Kaylee’s phone buzzed in her pocket. She pulled it out and glanced at the screen. Elijah Brown’s mom was calling, despite the fact that Kaylee had sent her and three of her closest friends on vacation to Key West. This Mentafixol business would be the death of Kaylee. She clicked the phone on and said brightly, “Hi, Jasmine! Enjoying the Keys?”

“The pharmacy called me last night to make sure Elijah was okay,” Jasmine whispered. “I’m trying to play it cool like you told me, but . . . I don’t know, Kaylee. It’s different when it’s your own son.”

“The pharmacy doesn’t know anything,” Kaylee assured her. “They think he’s really crazy. You should be glad they followed up with you. It means we have an excellent company health plan.”

“Kaylee Michaels, you cut the crap with me.”

“Hold on, Jasmine.” Kaylee’s phone was beeping. She looked at the screen, then returned it to her ear. “Elijah’s calling the number the casino gave him for Dr. Gray.”

“Is that guy going to pick up?” Jasmine asked. “What is he going to say?”

“Elijah will hear a message that the number’s been disconnected,” Kaylee said. “The man who played Dr. Gray turned up dead a while ago.”

Jasmine gasped. “Did the Res kill him?”

Kaylee honestly didn’t know. She had her suspicions. But all she said was, “We never have proof.”

“Kaylee,” Jasmine said, “I’m coming home.”

“No!” Kaylee stopped at the end of the long row of slot machines and slowly turned all the way around, making sure no one sat at a machine within fifteen feet of her, the range of the strongest mind readers. The Res infiltrating her casino made her very nervous.

Then she whispered into the phone, “You can’t come home. Elijah will be a much stronger mind reader than you are. You won’t be able to block him. He’ll know instantly we’ve been manipulating him. He might wig out and run straight to the Res. Is that what you want?”

“No, that’s not what I want,” Jasmine said indignantly. “Just . . . Kaylee, can I please talk to Mr. Diamond? If he thinks Elijah needs to be pulled off Mentafixol to help protect the casino, I trust him. If he’s put you in charge of it, I trust you too.

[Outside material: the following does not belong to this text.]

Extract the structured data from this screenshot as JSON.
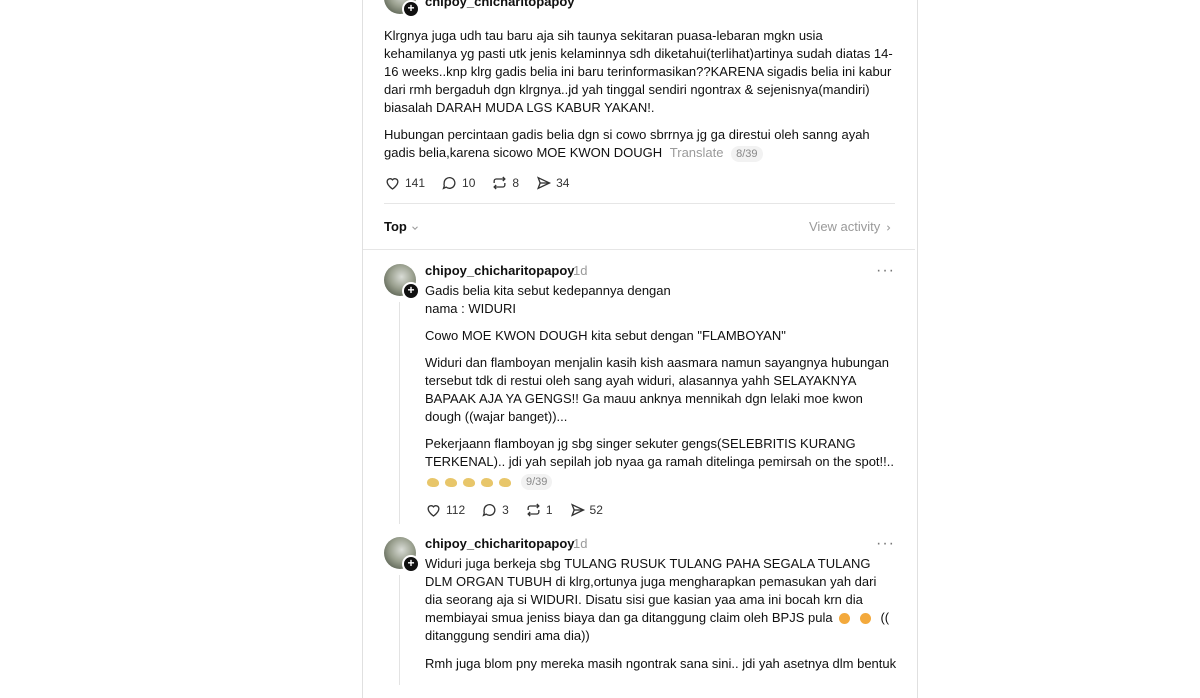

But this is the first withdrawal you’ve handled by yourself. It’s my son. And you’re withdrawing Holly at the same time.”

So you don’t trust me, Kaylee could have pointed out. But that would diminish her facade as a calm, cool, and collected head of security whose feelings couldn’t be hurt. Besides, truth be told, she didn’t trust herself.

“I’m sorry.” Kaylee adopted a distant tone, her last resort when people at the casino demanded more than she was willing to give. “Mr. Diamond is unavailable for discussion. He gave me no choice in the matter.”